Ideally, Bob thinks three crew is better than two, or perhaps two couples. But the dynamics of mixed crew can lead to issues from varying personalities. It is important to see how everyone gets along.

(Seen below: Eric and Bob compare their profiles with the Moai.)

Moai statue

Bob’s wife, Janellen, stayed home and was the ground support for the trip. Having someone responsible on shore proved invaluable, as she got well versed in the world of international carriers, such as DHL and FedEx, and how to manage sending packages around the world. Bob used a satellite phone to stay in touch and to request parts and other items to be shipped to their next destination. When they lost their autopilot in the Indian Ocean, they were forced to hand steer until they reached South Africa, as Janellen was unable to get replacement parts to them in this remote area of the world.

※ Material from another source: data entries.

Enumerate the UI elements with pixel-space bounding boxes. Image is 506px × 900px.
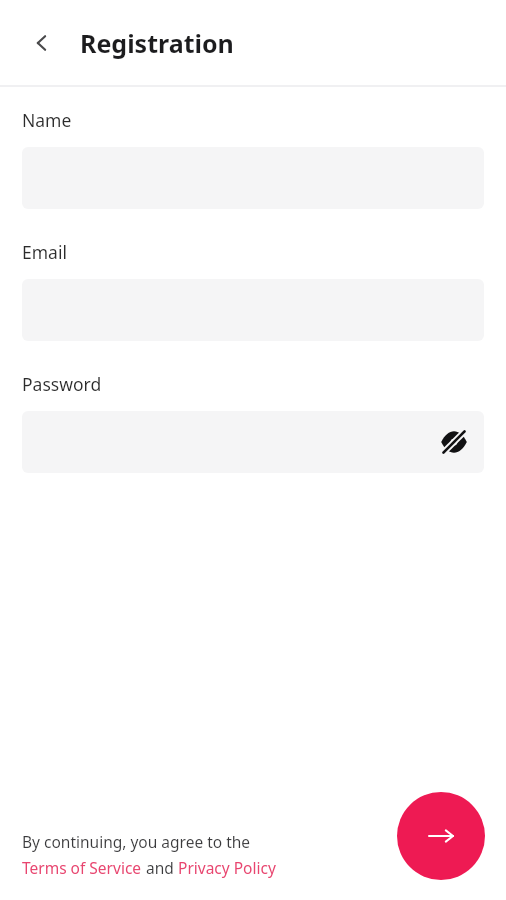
staticText: Password <box>22 372 102 396</box>
button[interactable]: Back <box>22 23 62 63</box>
button[interactable]: Continue <box>397 792 485 880</box>
staticText: Registration <box>80 26 234 60</box>
staticText: Terms of Service <box>22 857 142 878</box>
staticText: By continuing, you agree to the <box>22 831 251 852</box>
button[interactable]: Terms of Service <box>22 857 142 878</box>
staticText: Email <box>22 240 67 264</box>
staticText: and <box>142 857 178 878</box>
staticText: Name <box>22 108 72 132</box>
staticText: Privacy Policy <box>178 857 276 878</box>
button[interactable]: Privacy Policy <box>178 857 276 878</box>
button[interactable]: Show password <box>434 422 474 462</box>
button[interactable]: Show password <box>22 411 484 473</box>
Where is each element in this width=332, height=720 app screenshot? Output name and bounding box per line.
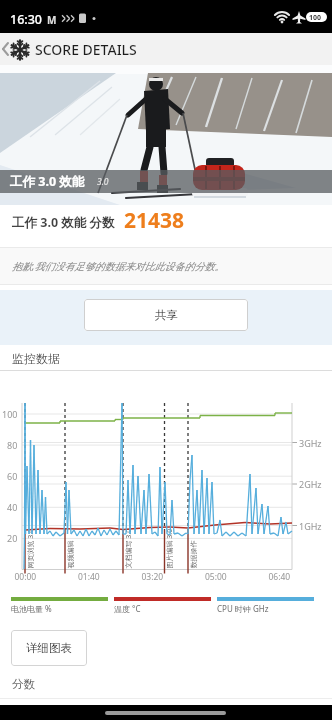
staticText: 21438 — [124, 206, 185, 235]
staticText: 监控数据 — [12, 351, 60, 366]
button[interactable]: 详细图表 — [11, 630, 87, 666]
staticText: 分数 — [12, 677, 35, 691]
staticText: 100 — [309, 13, 322, 23]
staticText: 3.0 — [97, 176, 109, 188]
staticText: 工作 3.0 效能 分数 — [12, 214, 115, 231]
staticText: 详细图表 — [26, 641, 72, 655]
button[interactable]: 共享 — [84, 299, 248, 331]
staticText: SCORE DETAILS — [35, 40, 137, 59]
button[interactable] — [0, 705, 332, 720]
staticText: M — [47, 13, 57, 27]
staticText: 工作 3.0 效能 — [10, 173, 85, 190]
staticText: 共享 — [155, 308, 178, 322]
staticText: 16:30 — [10, 11, 43, 28]
button[interactable]: SCORE DETAILS — [0, 33, 332, 65]
staticText: 抱歉,我们没有足够的数据来对比此设备的分数。 — [12, 259, 225, 273]
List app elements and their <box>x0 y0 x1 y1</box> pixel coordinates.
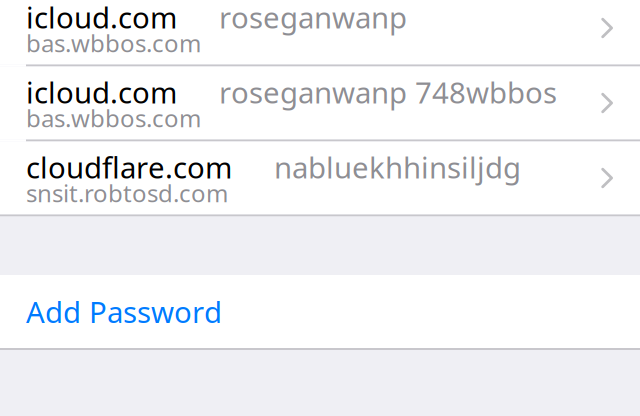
button[interactable]: icloud.com <box>0 66 640 140</box>
staticText: icloud.com <box>26 72 177 112</box>
button[interactable]: icloud.com <box>0 0 640 64</box>
staticText: roseganwanp 748wbbos <box>219 72 557 112</box>
staticText: nabluekhhinsiljdg <box>274 148 521 186</box>
staticText: snsit.robtosd.com <box>26 177 228 209</box>
staticText: bas.wbbos.com <box>26 102 201 134</box>
staticText: cloudflare.com <box>26 148 232 186</box>
staticText: bas.wbbos.com <box>26 27 201 59</box>
button[interactable]: cloudflare.com <box>0 142 640 214</box>
staticText: Add Password <box>26 292 222 331</box>
staticText: icloud.com <box>26 0 177 36</box>
button[interactable]: Add Password <box>0 275 640 348</box>
staticText: roseganwanp <box>219 0 407 36</box>
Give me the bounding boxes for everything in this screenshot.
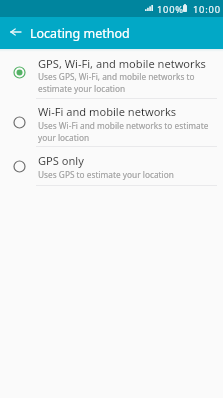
staticText: Locating method: [30, 25, 130, 42]
staticText: GPS only: [38, 153, 84, 168]
button[interactable]: Navigate up: [3, 19, 29, 45]
staticText: Wi-Fi and mobile networks: [38, 104, 177, 119]
button[interactable]: GPS only: [0, 147, 223, 186]
staticText: 100%: [157, 3, 184, 16]
staticText: Uses GPS to estimate your location: [38, 169, 218, 180]
button[interactable]: GPS, Wi-Fi, and mobile networks: [0, 49, 223, 99]
button[interactable]: Wi-Fi and mobile networks: [0, 99, 223, 147]
staticText: Uses GPS, Wi-Fi, and mobile networks to …: [38, 71, 218, 94]
staticText: Uses Wi-Fi and mobile networks to estima…: [38, 120, 218, 143]
staticText: GPS, Wi-Fi, and mobile networks: [38, 56, 206, 71]
staticText: 10:00: [193, 3, 221, 16]
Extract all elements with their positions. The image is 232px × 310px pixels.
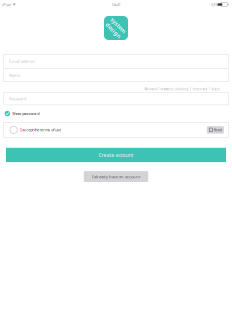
staticText: 14:41 (112, 2, 120, 7)
staticText: design (106, 28, 126, 35)
staticText: I already have an account (92, 174, 140, 179)
button[interactable]: I already have an account (84, 171, 148, 182)
staticText: system (106, 21, 125, 28)
staticText: iPad (2, 2, 11, 7)
staticText: Minimum 7 characters, including 1 letter… (144, 87, 219, 91)
staticText: Password (9, 96, 26, 101)
staticText: Show password (12, 111, 39, 116)
staticText: Read (214, 127, 222, 132)
staticText: I accept the terms of use (20, 127, 61, 132)
button[interactable]: Create account (6, 148, 226, 162)
staticText: Name (9, 72, 20, 78)
button[interactable]: Read (207, 126, 224, 134)
staticText: E-mail address (9, 58, 35, 64)
button[interactable]: Show password (0, 105, 232, 122)
staticText: 61% (211, 2, 219, 7)
staticText: Create account (98, 152, 134, 158)
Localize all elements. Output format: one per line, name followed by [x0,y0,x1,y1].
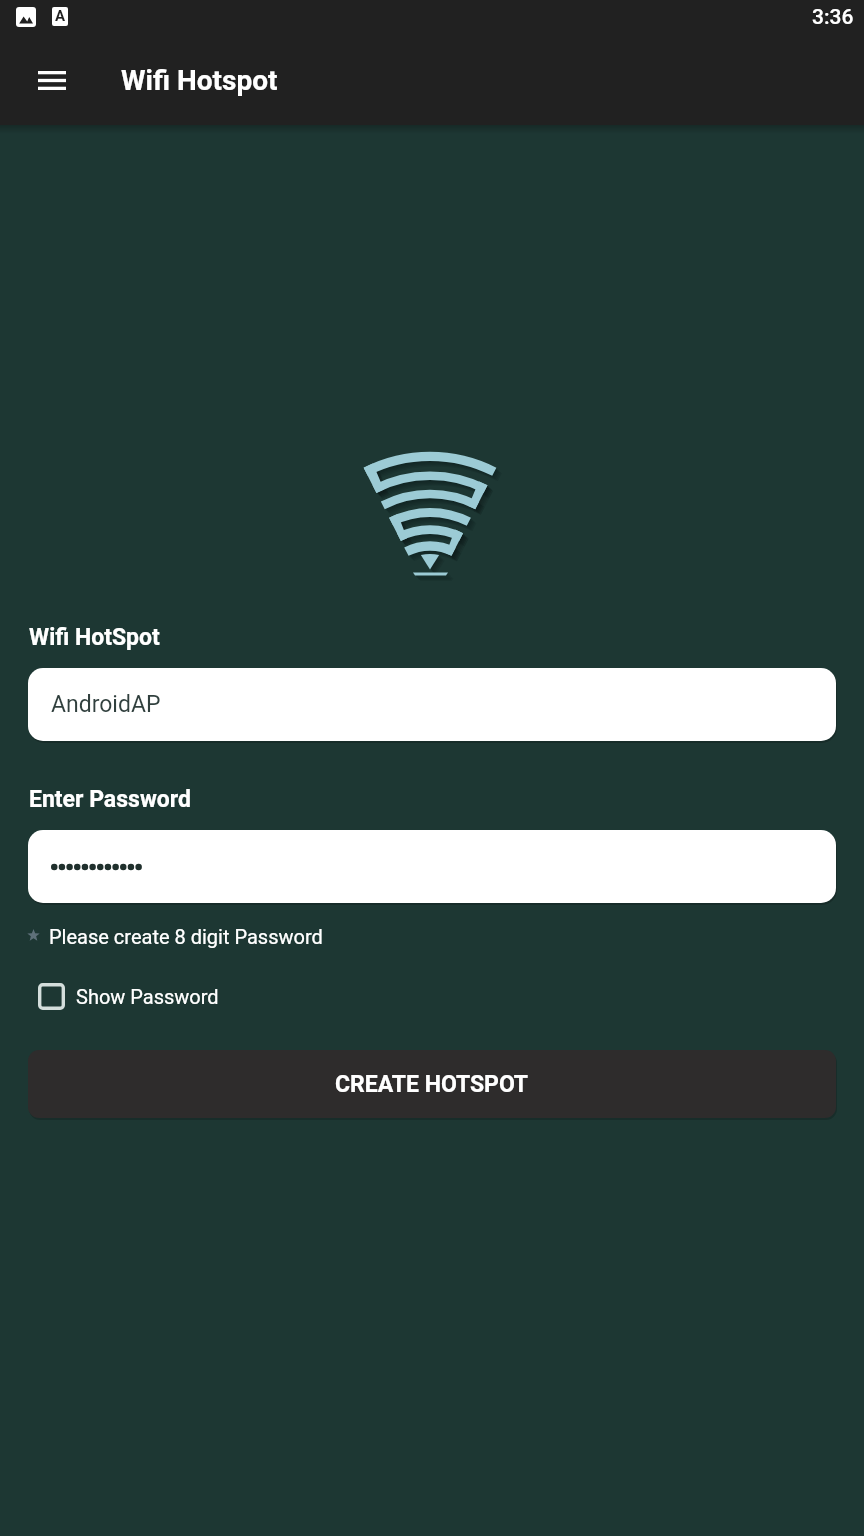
staticText: CREATE HOTSPOT [335,1071,529,1098]
staticText: AndroidAP [51,691,161,718]
button[interactable] [28,830,836,903]
button[interactable]: AndroidAP [28,668,836,741]
staticText: Enter Password [29,786,191,813]
button[interactable]: CREATE HOTSPOT [28,1050,836,1118]
button[interactable]: Show Password [24,975,219,1017]
staticText: Show Password [76,985,219,1008]
staticText: Please create 8 digit Password [49,925,323,948]
staticText: Wifi HotSpot [29,624,160,651]
button[interactable]: Open navigation drawer [14,42,90,118]
staticText: Wifi Hotspot [121,64,278,97]
staticText: A [55,7,66,25]
staticText: 3:36 [812,5,854,30]
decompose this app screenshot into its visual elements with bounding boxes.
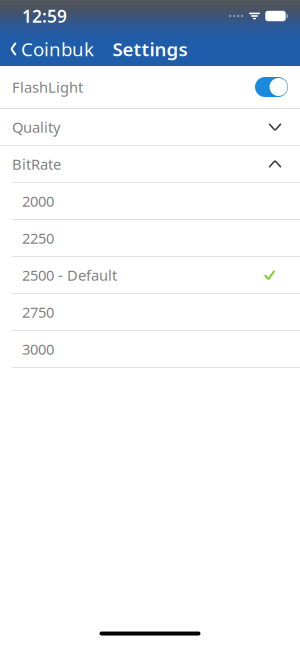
button[interactable]: 2000 (0, 183, 300, 219)
button[interactable]: BitRate (0, 146, 300, 182)
button[interactable]: 2250 (0, 220, 300, 256)
staticText: 2750 (22, 302, 54, 322)
staticText: BitRate (12, 154, 61, 174)
staticText: 2000 (22, 191, 54, 211)
staticText: Settings (112, 37, 188, 61)
staticText: 2500 - Default (22, 265, 117, 285)
staticText: 12:59 (22, 4, 67, 28)
staticText: 2250 (22, 228, 54, 248)
staticText: Quality (12, 117, 60, 137)
button[interactable]: 3000 (0, 331, 300, 367)
staticText: FlashLight (12, 77, 83, 97)
button[interactable]: Quality (0, 109, 300, 145)
button[interactable]: FlashLight (0, 66, 300, 108)
staticText: Coinbuk (21, 37, 94, 61)
button[interactable]: Coinbuk (0, 34, 102, 64)
staticText: 3000 (22, 339, 54, 359)
button[interactable]: 2750 (0, 294, 300, 330)
button[interactable]: 2500 - Default (0, 257, 300, 293)
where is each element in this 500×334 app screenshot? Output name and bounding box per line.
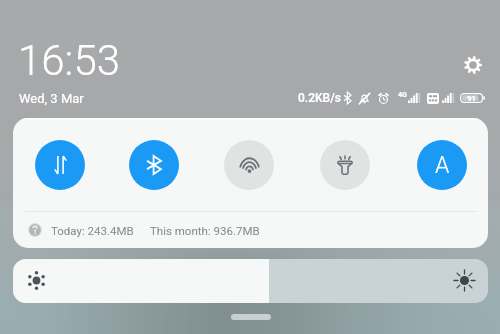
button[interactable]: Mobile data (35, 140, 85, 190)
button[interactable]: Bluetooth (129, 140, 179, 190)
staticText: 4G (398, 91, 407, 99)
staticText: Wed, 3 Mar (19, 91, 84, 106)
staticText: 16:53 (18, 36, 121, 85)
button[interactable]: Settings (458, 50, 487, 79)
staticText: Today: 243.4MB (51, 224, 134, 237)
button[interactable]: Today: 243.4MB (13, 212, 488, 248)
button[interactable]: Wi-Fi (224, 140, 274, 190)
staticText: A (435, 152, 450, 179)
staticText: 0.2KB/s (298, 91, 341, 105)
button[interactable]: Brightness (13, 259, 488, 303)
staticText: 91 (467, 94, 477, 103)
staticText: This month: 936.7MB (150, 224, 260, 237)
button[interactable]: Flashlight (320, 140, 370, 190)
button[interactable]: Auto brightness (417, 140, 467, 190)
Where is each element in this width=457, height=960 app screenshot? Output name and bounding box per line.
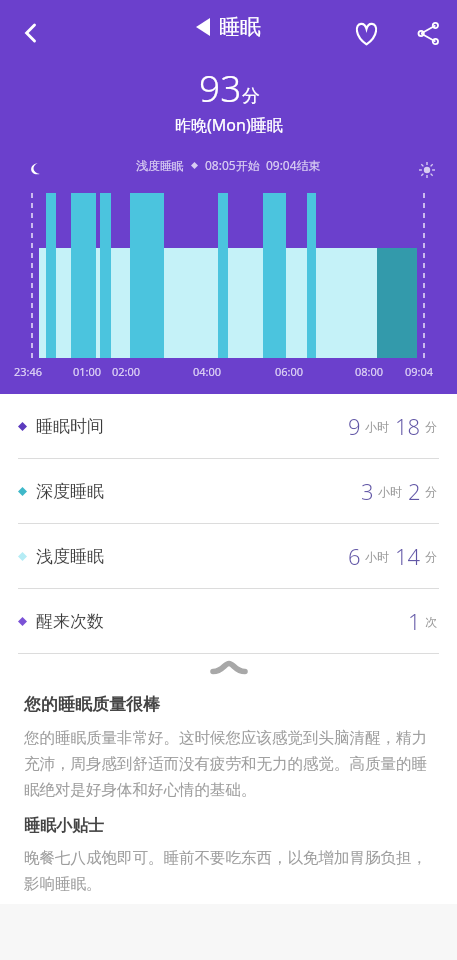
staticText: 9 — [348, 411, 361, 441]
staticText: 23:46 — [14, 364, 43, 379]
staticText: 分 — [425, 419, 437, 434]
staticText: 93 — [199, 62, 242, 112]
staticText: 08:00 — [355, 364, 384, 379]
button[interactable]: 深度睡眠 — [0, 459, 457, 523]
staticText: 小时 — [378, 484, 402, 499]
staticText: 次 — [425, 614, 437, 629]
staticText: 09:04 — [405, 364, 434, 379]
staticText: 晚餐七八成饱即可。睡前不要吃东西，以免增加胃肠负担，影响睡眠。 — [24, 848, 433, 894]
staticText: 昨晚(Mon)睡眠 — [175, 114, 283, 136]
staticText: 1 — [408, 606, 421, 636]
staticText: 睡眠时间 — [36, 416, 104, 437]
staticText: 小时 — [365, 549, 389, 564]
staticText: 18 — [395, 411, 421, 441]
staticText: 浅度睡眠 — [36, 546, 104, 567]
staticText: 分 — [425, 484, 437, 499]
staticText: 睡眠小贴士 — [24, 816, 104, 836]
staticText: 深度睡眠 — [36, 481, 104, 502]
staticText: 6 — [348, 541, 361, 571]
staticText: 2 — [408, 476, 421, 506]
staticText: 08:05开始 09:04结束 — [205, 157, 321, 173]
staticText: 02:00 — [112, 364, 141, 379]
staticText: 分 — [425, 549, 437, 564]
staticText: 浅度睡眠 — [136, 158, 184, 173]
button[interactable]: 睡眠时间 — [0, 394, 457, 458]
staticText: 06:00 — [275, 364, 304, 379]
staticText: 04:00 — [193, 364, 222, 379]
button[interactable]: 浅度睡眠 — [0, 524, 457, 588]
staticText: 分 — [242, 85, 260, 108]
staticText: 3 — [361, 476, 374, 506]
staticText: 小时 — [365, 419, 389, 434]
staticText: 您的睡眠质量很棒 — [24, 694, 160, 715]
button[interactable]: Expand details — [0, 654, 457, 680]
button[interactable]: 睡眠 — [196, 14, 261, 40]
staticText: 您的睡眠质量非常好。这时候您应该感觉到头脑清醒，精力充沛，周身感到舒适而没有疲劳… — [24, 728, 433, 800]
staticText: 14 — [395, 541, 421, 571]
staticText: 01:00 — [73, 364, 102, 379]
button[interactable]: Back — [10, 12, 52, 54]
button[interactable]: Share — [407, 12, 449, 54]
staticText: 醒来次数 — [36, 611, 104, 632]
button[interactable]: Favorite — [345, 12, 387, 54]
button[interactable]: 醒来次数 — [0, 589, 457, 653]
staticText: 睡眠 — [219, 14, 261, 40]
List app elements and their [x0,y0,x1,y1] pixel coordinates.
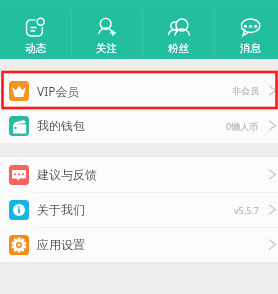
staticText: 0懒人币 [226,120,259,132]
button[interactable]: 消息 [215,0,278,59]
button[interactable]: 我的钱包 [0,108,278,143]
button[interactable]: 建议与反馈 [0,157,278,192]
staticText: 关于我们 [37,202,85,217]
staticText: 非会员 [232,85,259,96]
button[interactable]: 关于我们 [0,192,278,227]
button[interactable]: 关注 [71,0,142,59]
staticText: v5.5.7 [234,204,259,216]
staticText: 我的钱包 [37,118,85,133]
staticText: 建议与反馈 [37,167,97,182]
button[interactable]: 应用设置 [0,227,278,262]
button[interactable]: 动态 [0,0,71,59]
button[interactable]: VIP会员 [0,73,278,108]
button[interactable]: 粉丝 [143,0,214,59]
staticText: 动态 [25,42,46,55]
staticText: VIP会员 [37,83,80,99]
staticText: 消息 [240,42,261,55]
staticText: 粉丝 [168,42,189,55]
staticText: 应用设置 [37,237,85,252]
staticText: 关注 [96,42,117,55]
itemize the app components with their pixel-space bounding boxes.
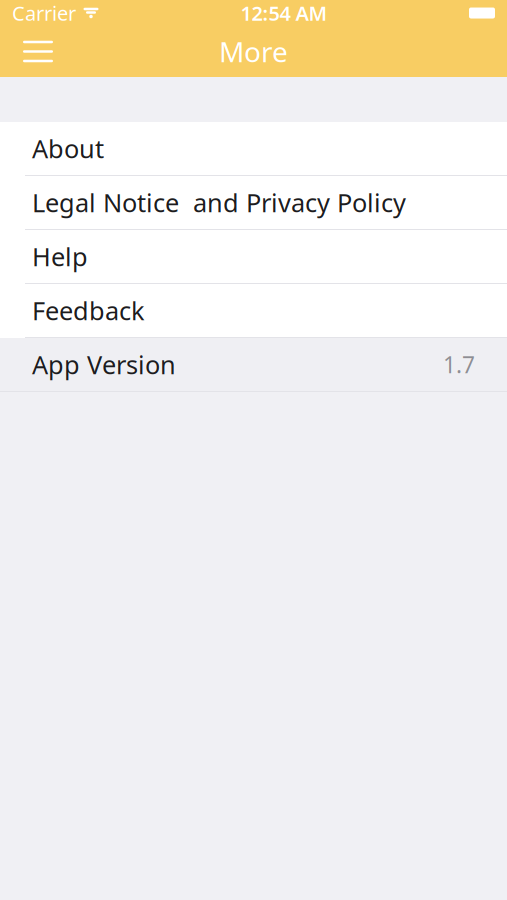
staticText: About [32,132,104,165]
staticText: Legal Notice and Privacy Policy [32,186,406,219]
button[interactable]: About [0,122,507,176]
button[interactable]: Help [0,230,507,284]
button[interactable]: Feedback [0,284,507,338]
button[interactable]: App Version [0,338,507,392]
staticText: Help [32,240,88,273]
staticText: Carrier [12,0,76,26]
staticText: App Version [32,348,176,381]
staticText: 1.7 [443,349,475,380]
button[interactable]: Legal Notice and Privacy Policy [0,176,507,230]
staticText: Feedback [32,294,145,327]
staticText: 12:54 AM [240,0,328,26]
button[interactable]: Menu [13,30,63,74]
staticText: More [219,33,288,70]
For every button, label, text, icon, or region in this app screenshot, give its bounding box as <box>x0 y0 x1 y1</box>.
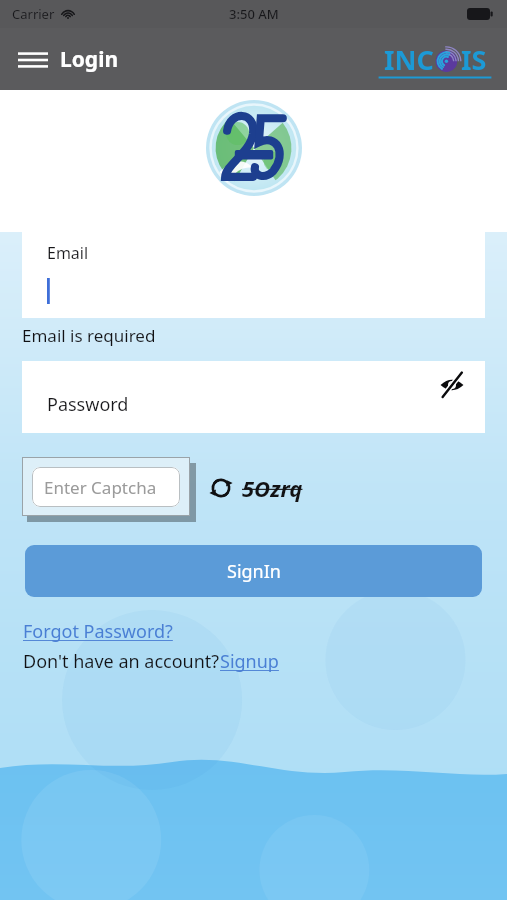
staticText: Password <box>47 392 129 417</box>
staticText: 3:50 AM <box>229 5 279 23</box>
staticText: Carrier <box>12 5 55 23</box>
staticText: SignIn <box>227 559 281 584</box>
staticText: INC <box>384 41 434 78</box>
button[interactable]: Signup <box>220 649 279 674</box>
staticText: IS <box>461 41 487 78</box>
button[interactable]: Email <box>22 228 485 318</box>
button[interactable]: Enter Captcha <box>22 457 190 516</box>
button[interactable]: Forgot Password? <box>23 619 173 644</box>
button[interactable]: Show password <box>433 369 471 401</box>
staticText: Forgot Password? <box>23 619 173 644</box>
staticText: Don't have an account? <box>23 649 220 674</box>
other: Open navigation menu <box>18 50 48 70</box>
staticText: Enter Captcha <box>44 476 157 499</box>
button[interactable]: Password <box>22 361 485 433</box>
staticText: Signup <box>220 649 279 674</box>
button[interactable]: SignIn <box>25 545 482 597</box>
staticText: Email is required <box>22 324 156 347</box>
staticText: Login <box>60 45 119 74</box>
button[interactable]: Open navigation menu <box>14 41 123 78</box>
staticText: 5Ozrq <box>242 473 303 503</box>
staticText: Email <box>47 242 89 264</box>
button[interactable]: Refresh captcha <box>206 473 236 503</box>
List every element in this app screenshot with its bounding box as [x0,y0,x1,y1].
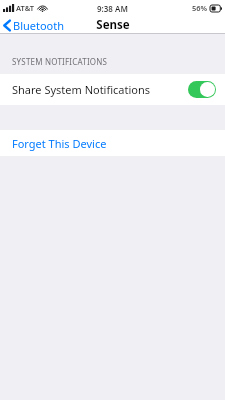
staticText: SYSTEM NOTIFICATIONS [12,56,108,67]
staticText: Bluetooth [13,18,65,33]
staticText: 56% [192,3,208,13]
staticText: 9:38 AM [97,3,128,14]
button[interactable]: Share System Notifications toggle, on [188,81,216,98]
button[interactable]: Share System Notifications [0,74,225,105]
staticText: Sense [96,17,130,33]
staticText: Share System Notifications [12,82,151,97]
staticText: AT&T [16,3,35,13]
staticText: Forget This Device [12,136,107,151]
button[interactable]: Forget This Device [0,130,225,156]
button[interactable]: Bluetooth [0,16,69,34]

There were occasions where they needed to get dressed up, so it turned out to be a good thing to have a blazer on board.

The one question I really wanted to know was, “How did you know you could do this, sail around the world?”

Bob thought about it. It really is the most important question of any sailor thinking of sailing offshore. The captain of a boat has the full responsibility on his or her shoulders to complete a passage safely.

He said that being a lawyer helped to gave him confidence. In many of his cases, he would have to become an expert on some subject he knew nothing about. After a while his success in these cases built his confidence that he could do it. Getting out of his comfort zone became normal, which led to his belief that he could rise to the challenge.

Despite even close friends questioning such a risky endeavor, a dinghy sailor leaving to sail around the world, he reasoned it would be okay.

“I know enough. I’ve done enough.”

The rest he’ll figure out as he needed to. It was time to go.

So, Bob and Eric sailed around the world. Mission accomplished.

(Seen below: Bob and Eric visit Lizard Island near the  Great Barrier Reef.)